Pradhan Mantri Jan Arogya Yojana (PMJAY) is a health-insurance scheme being launched by Hon’ble Prime Minister Narendra Modi. It was announced in the last budget and will be officially launched on 23rd September this year. It is an enterprising, determined and note-worthy social health insurance (SHI) being launched in India by the Modi government, and definitely deserves more than a passing glance.
Like any other program, it will take at least a few years after its implementation before it can be effectively analyzed and assessed for its predicted and inevitable pros and cons. For PMJAY to be fully comprehended, one needs to understand the broader context of the existing health conditions and health-care systems in India.
Health standards in the country have significantly increased in the last few decades, in terms of life expectancy. However, the healthcare conditions are way below par. The health ministry’s National Health Accounts have shown that full expenditure on health by the government is only 1.1% of GDP, which is significantly lower than the WHO recommended 4% on GDP. Over 70% of the health expenditure in India is privately financed, and more than 62% is out of pocket (OOP) expenditure by patients themselves, grossly lower than the WHO recommended OOP limit of 40%.
Even the allocation of public health expenditure is not up to the mark. A very meager amount of public health expenditure is put in preventive care, even though it is common knowledge that preventive care is much more equitable than curative care. And yet, India’s primary health centers are poorly staffed and inadequately equipped, while the private health care is too expensive.
Promises of PMJAY
- PM JAY will provide healthcare insurance up to Rs.5,00,000 per family per year, for secondary and tertiary in-patient treatment by private and public hospitals.
- It aims to support the poorest 40% population in India, which consists of about 500 million people and 100 million families.

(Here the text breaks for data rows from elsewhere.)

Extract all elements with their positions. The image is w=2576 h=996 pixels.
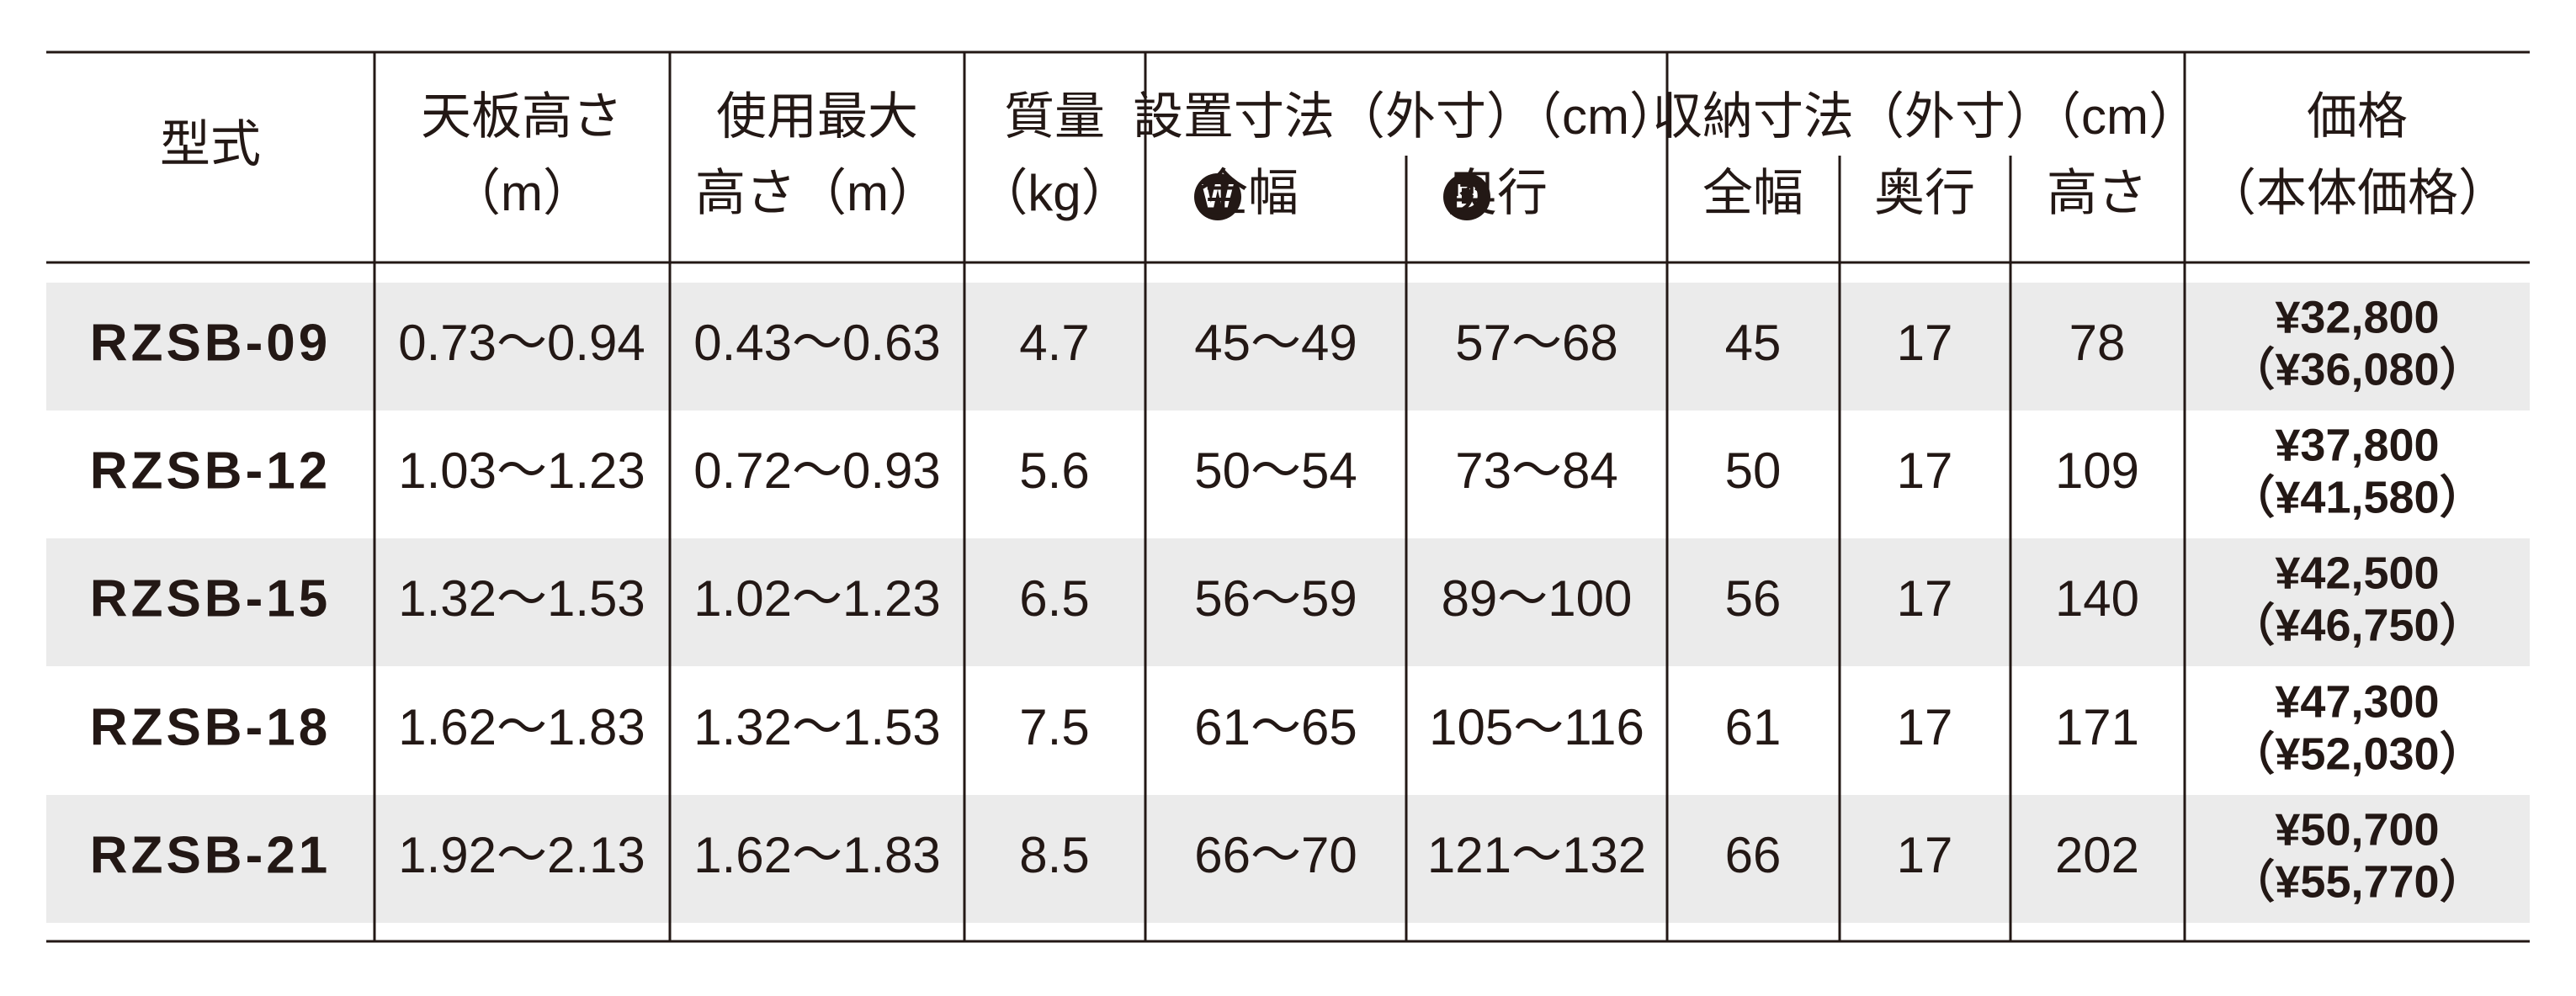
price-tax: （¥55,770） [2229,856,2484,907]
cell: 56〜59 [1194,570,1357,627]
row-shade [46,538,2530,666]
price-tax: （¥36,080） [2229,344,2484,395]
cell: 1.32〜1.53 [398,570,645,627]
model-cell: RZSB-15 [90,570,331,628]
price: ¥42,500 [2275,548,2439,598]
cell: 8.5 [1019,827,1089,883]
cell: 121〜132 [1427,827,1646,883]
sub-header: 奥行 [1874,165,1975,221]
badge: D [1455,178,1479,215]
cell: 1.03〜1.23 [398,442,645,499]
cell: 45 [1725,315,1782,371]
price-tax: （¥41,580） [2229,472,2484,522]
cell: 89〜100 [1442,570,1633,627]
cell: 171 [2055,699,2139,755]
cell: 78 [2069,315,2126,371]
cell: 73〜84 [1455,442,1617,499]
cell: 50 [1725,442,1782,499]
cell: 17 [1897,827,1953,883]
price-tax: （¥52,030） [2229,728,2484,779]
badge-circle [1443,173,1490,220]
cell: 0.43〜0.63 [693,315,941,371]
badge-circle [1194,173,1241,220]
header: 質量 [1004,88,1105,145]
cell: 66〜70 [1194,827,1357,883]
cell: 50〜54 [1194,442,1357,499]
cell: 1.92〜2.13 [398,827,645,883]
sub-header: 全幅 [1702,165,1803,221]
header: 型式 [160,116,261,172]
sub-header: 奥行 [1447,165,1548,221]
header: （m） [450,165,593,221]
price: ¥50,700 [2275,804,2439,855]
cell: 17 [1897,315,1953,371]
cell: 105〜116 [1429,699,1644,755]
cell: 1.32〜1.53 [693,699,941,755]
price: ¥47,300 [2275,676,2439,727]
model-cell: RZSB-09 [90,314,331,372]
cell: 140 [2055,570,2139,627]
price: ¥37,800 [2275,420,2439,470]
sub-header: 全幅 [1198,165,1299,221]
cell: 61 [1725,699,1782,755]
cell: 6.5 [1019,570,1089,627]
cell: 17 [1897,570,1953,627]
model-cell: RZSB-21 [90,826,331,884]
cell: 17 [1897,442,1953,499]
model-cell: RZSB-12 [90,442,331,500]
header: 高さ（m） [695,165,939,221]
header: 価格 [2307,88,2408,145]
header: （本体価格） [2206,165,2509,221]
cell: 1.62〜1.83 [693,827,941,883]
cell: 1.62〜1.83 [398,699,645,755]
header: 使用最大 [716,88,918,145]
cell: 57〜68 [1455,315,1617,371]
cell: 109 [2055,442,2139,499]
cell: 202 [2055,827,2139,883]
cell: 1.02〜1.23 [693,570,941,627]
cell: 66 [1725,827,1782,883]
row-shade [46,283,2530,411]
cell: 4.7 [1019,315,1089,371]
cell: 5.6 [1019,442,1089,499]
sub-header: 高さ [2047,165,2148,221]
header-group: 設置寸法（外寸）（cm） [1133,88,1680,145]
cell: 45〜49 [1194,315,1357,371]
badge: W [1202,178,1234,215]
cell: 56 [1725,570,1782,627]
cell: 17 [1897,699,1953,755]
header: （kg） [977,165,1131,221]
cell: 61〜65 [1194,699,1357,755]
row-shade [46,795,2530,923]
cell: 0.73〜0.94 [398,315,645,371]
price: ¥32,800 [2275,292,2439,342]
header: 天板高さ [421,88,623,145]
model-cell: RZSB-18 [90,698,331,756]
header-group: 収納寸法（外寸）（cm） [1652,88,2199,145]
cell: 7.5 [1019,699,1089,755]
price-tax: （¥46,750） [2229,600,2484,650]
cell: 0.72〜0.93 [693,442,941,499]
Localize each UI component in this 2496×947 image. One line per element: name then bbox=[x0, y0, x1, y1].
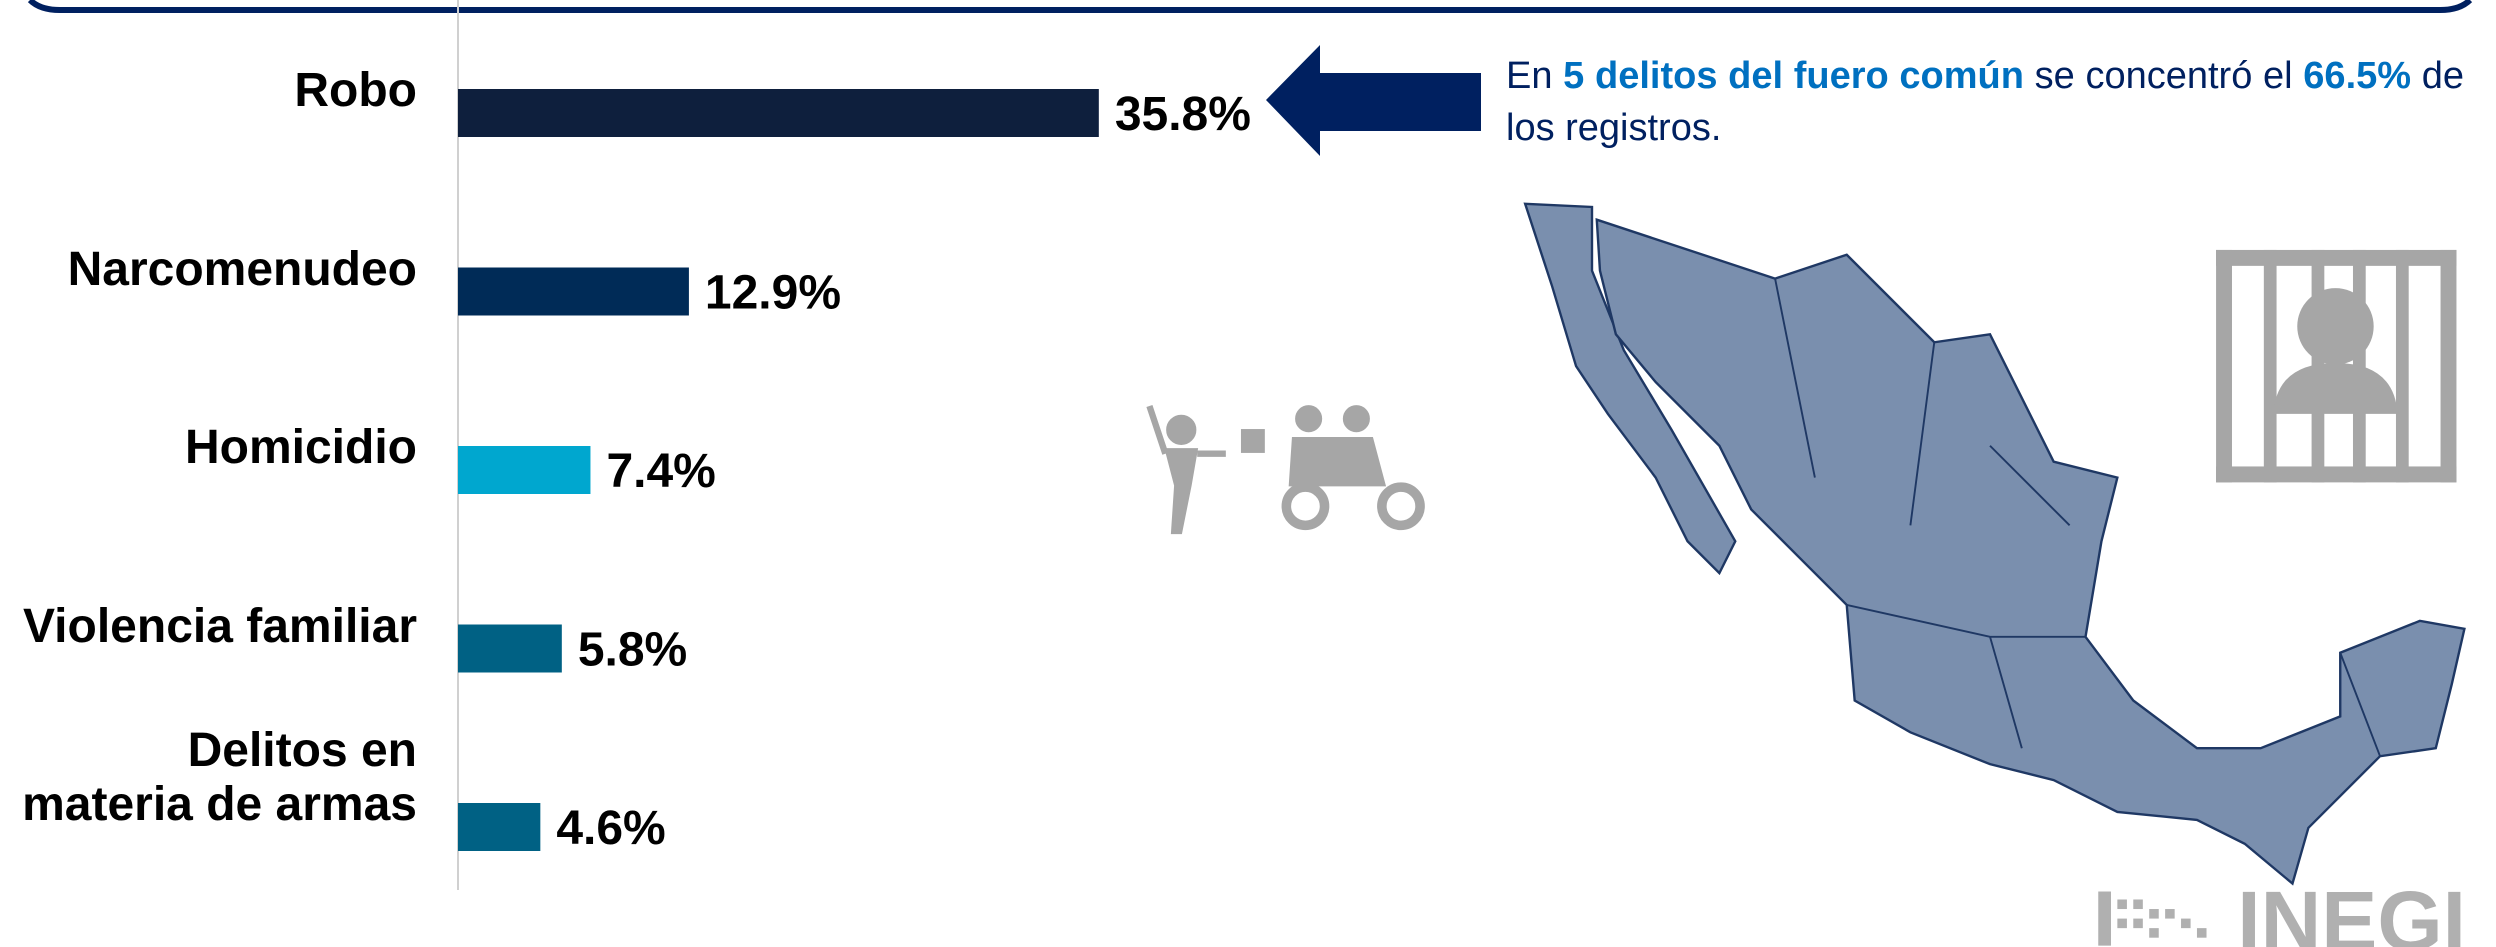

- The performance-linked payment system has been designed to give incentive to hospitals to provide better services.
- The hospitals will also be reimbursed through the concerned appointed insurance agencies or trusts.
- National Health Authority will implement and coordinate this program.
- Memorandum of Understandings (MOUs) have been signed with 30 states and Union territories of India, and the state is responsible for empaneling hospitals under this scheme, along with the implementation mode and agencies.
- This scheme is bound to have unknown financial costs that one cannot predict beforehand. Therefore, agencies cannot predict the required adequate premium.
- Coverage Erosion is a risk factor. When costs escalate, the SHI package is reduced and coverage gaps occur, leading to an increase in OOP expenditure.
- Private health care providers can push high-cost treatments not under the SHI to increase their profits, and therefore again increasing the OOP expenditure of vulnerable patients.
- There is always the possibility of implementation failure, and the scheme not being fully executed as planned.
- This scheme protects the poorest 40% of India. However, there is a lack of protection for the middle segment, who are dependent on the organized sector and do not have access to health insurance.